Faktanya, inflasi di lapangan seringkali terasa lebih mencekik. Sebagai contoh, harga beras sempat mengalami kenaikan hampir 20% secara tahunan, belum lagi uang pangkal pendidikan yang diam-diam naik sekitar 10% hingga 15%. Jika kita membedah soal angka ideal, beberapa warga berpendapat bahwa biaya hidup yang benar-benar layak di Jakarta seharusnya berada di kisaran Rp15 juta per bulan. Bahkan, jika menghitung biaya hidup ideal yang nyaman untuk sebuah keluarga kecil termasuk cicilan rumah, transportasi, asuransi, hiburan, dan investasi, total pengeluarannya bisa menyentuh angka Rp20 juta per bulan. Jauh sekali kan jaraknya dari angka Rp5,7 juta?
Trik Survive Ala Pakar Keuangan
Lalu, bagaimana nasib pekerja dengan gaji UMR? Tenang, Perencana Keuangan Safir Senduk membagikan beberapa tips jitu agar upahmu tetap optimal. Pertama, evaluasi kebiasaan kecilmu, terutama soal makanan. Kurangi asupan karbohidrat berlebih dan perbanyak protein, yang selain bagus untuk otak juga bisa membantu penghematan secara perlahan.
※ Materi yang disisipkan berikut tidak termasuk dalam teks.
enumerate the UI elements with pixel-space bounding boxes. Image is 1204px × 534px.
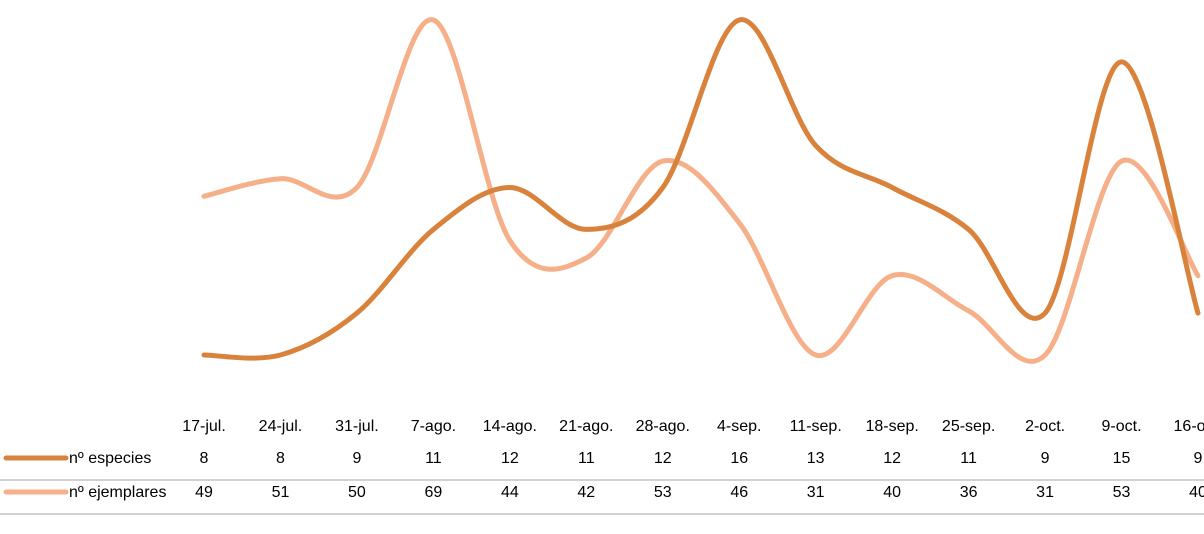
category-label: 21-ago. bbox=[559, 418, 613, 435]
category-label: 31-jul. bbox=[335, 418, 379, 435]
data-table-cell: 8 bbox=[200, 450, 209, 467]
series-name-label: nº especies bbox=[69, 450, 151, 467]
data-table: 17-jul. 24-jul. 31-jul. 7-ago. 14-ago. 21-ago… bbox=[0, 418, 1204, 515]
data-table-cell: 12 bbox=[654, 450, 672, 467]
data-table-cell: 36 bbox=[960, 484, 978, 501]
data-table-cell: 31 bbox=[807, 484, 825, 501]
category-label: 18-sep. bbox=[865, 418, 918, 435]
data-table-cell: 51 bbox=[272, 484, 290, 501]
data-table-cell: 40 bbox=[883, 484, 901, 501]
category-label: 16-oct. bbox=[1174, 418, 1204, 435]
category-label: 17-jul. bbox=[182, 418, 226, 435]
data-table-cell: 46 bbox=[730, 484, 748, 501]
data-table-cell: 8 bbox=[276, 450, 285, 467]
data-table-cell: 13 bbox=[807, 450, 825, 467]
data-table-cell: 31 bbox=[1036, 484, 1054, 501]
category-label: 14-ago. bbox=[483, 418, 537, 435]
data-table-cell: 40 bbox=[1189, 484, 1204, 501]
data-table-cell: 9 bbox=[1041, 450, 1050, 467]
category-label: 11-sep. bbox=[790, 418, 842, 435]
data-table-cell: 12 bbox=[883, 450, 901, 467]
data-table-cell: 11 bbox=[425, 450, 442, 467]
data-table-cell: 53 bbox=[654, 484, 672, 501]
data-table-cell: 16 bbox=[730, 450, 748, 467]
data-table-cell: 50 bbox=[348, 484, 366, 501]
data-table-cell: 49 bbox=[195, 484, 213, 501]
data-table-cell: 44 bbox=[501, 484, 519, 501]
category-label: 2-oct. bbox=[1025, 418, 1065, 435]
series-line-ejemplares bbox=[201, 17, 1201, 364]
series-name-label: nº ejemplares bbox=[69, 484, 166, 501]
data-table-cell: 12 bbox=[501, 450, 519, 467]
category-label: 4-sep. bbox=[717, 418, 761, 435]
data-table-cell: 53 bbox=[1113, 484, 1131, 501]
category-label: 28-ago. bbox=[636, 418, 690, 435]
category-label: 7-ago. bbox=[411, 418, 456, 435]
series-layer bbox=[201, 17, 1201, 364]
series-line-especies bbox=[201, 17, 1201, 361]
data-table-cell: 11 bbox=[578, 450, 595, 467]
data-table-cell: 9 bbox=[1194, 450, 1203, 467]
category-label: 25-sep. bbox=[942, 418, 995, 435]
data-table-cell: 11 bbox=[960, 450, 977, 467]
data-table-cell: 69 bbox=[424, 484, 442, 501]
data-table-cell: 42 bbox=[577, 484, 595, 501]
category-label: 24-jul. bbox=[259, 418, 303, 435]
data-table-cell: 15 bbox=[1113, 450, 1131, 467]
category-label: 9-oct. bbox=[1102, 418, 1142, 435]
data-table-cell: 9 bbox=[352, 450, 361, 467]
Kedua, bijaklah dalam memilih transportasi. Jika kamu membandingkan KRL dengan motor, KRL jelas jauh lebih murah karena hanya butuh sekitar Rp5.000 untuk sekali jalan. Meski beli bensin terasa murah, kamu sering lupa bahwa membeli "aset" motornya di awal membutuhkan modal yang sangat besar.
Gen Z Wajib Tahu: Minimalis dan Mulai Investasi
Safir Senduk juga memberikan pesan penting khusus bagi Gen Z, jangan ikuti kesalahan generasi sebelumnya (Gen X) yang kerap membuktikan kemapanan dengan cara membeli banyak barang. Entah itu rumah besar, treadmill, atau kendaraan baru. Di era sekarang, memiliki lebih sedikit barang justru jauh lebih baik dan minim masalah.
Alih-alih memaksakan diri membeli barang mewah seperti iPhone terbaru yang harganya bisa memakan tiga hingga empat kali lipat dari gaji UMR, lebih baik uangmu dipakai untuk meningkatkan keahlian lewat sertifikasi dan memperbanyak porsi investasi.
Ingat, nilai uang kita akan terus tergerus inflasi jika tidak diinvestasikan. Buat kamu yang modalnya terbatas, kamu bisa mulai mencicil investasi di instrumen seperti reksa dana pasar uang hanya dengan modal Rp100.000 setiap bulannya secara rutin.
Pada akhirnya, perlu dicatat bahwa UMP Rp5,7 juta ini diwajibkan sebagai jaring pengaman bagi pekerja baru yang masa kerjanya di bawah satu tahun. Bagi kamu yang sudah bekerja lebih dari setahun, perusahaan wajib memberikan struktur skala upah yang lebih adil. Berapapun pendapatan yang kamu terima bulan ini, kelolalah dengan bijak dan jangan pernah lelah untuk terus berinvestasi. Tetap semangat menaklukkan kerasnya ibu kota!